Quatrano denuncia le incongruenze del processo. In conferenza stampa racconta la decisione di rinunciare al proprio mandato da parte dell’avvocato difensore di Mohamed, spinto a lasciare dalle «pressioni della piazza». Come se non bastasse, lo scorso febbraio anche i due avvocati d’ufficio hanno deciso di fare un passo indietro. Preoccupati da possibili ritorsioni. «E attualmente l’imputato è privo di difesa».

Adesso la vicenda arriva in Italia. L’Osservatorio internazionale per i diritti sta organizzando una missione di giuristi, che andrà in Mauritania per seguire il processo di appello. Nel frattempo grazie all’interessamento dell’Anci, in questi giorni il sindaco di Napoli ha conferito la cittadinanza onoraria della città al condannato a morte. È un’azione simbolica, utile per tenere alta l’attenzione su questa vicenda.

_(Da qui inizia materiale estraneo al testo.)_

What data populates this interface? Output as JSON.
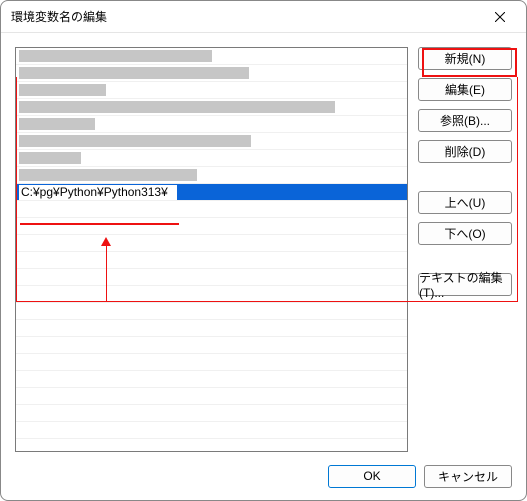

Parallelamente è partita una raccolta fondi per l’assistenza legale di Mohamed sul sito buonacausa.org. Dopo l’audizione di questi giorni, la commissione per i Diritti umani avvierà una petizione pubblica. I parlamentari hanno chiesto un intervento del governo per fare pressioni, nei limiti del possibile, sull’ambasciata della Mauritania nel nostro Paese. L’obiettivo è sensibilizzare l’opinione pubblica e sollevare l’interesse su questa incredibile vicenda. Qualche settimana fa Mohamed ha recapitato una lettera al presidente dell’Osservatorio. «Mi auguro di potervi ringraziare personalmente e presto – così scrive – Da uomo libero».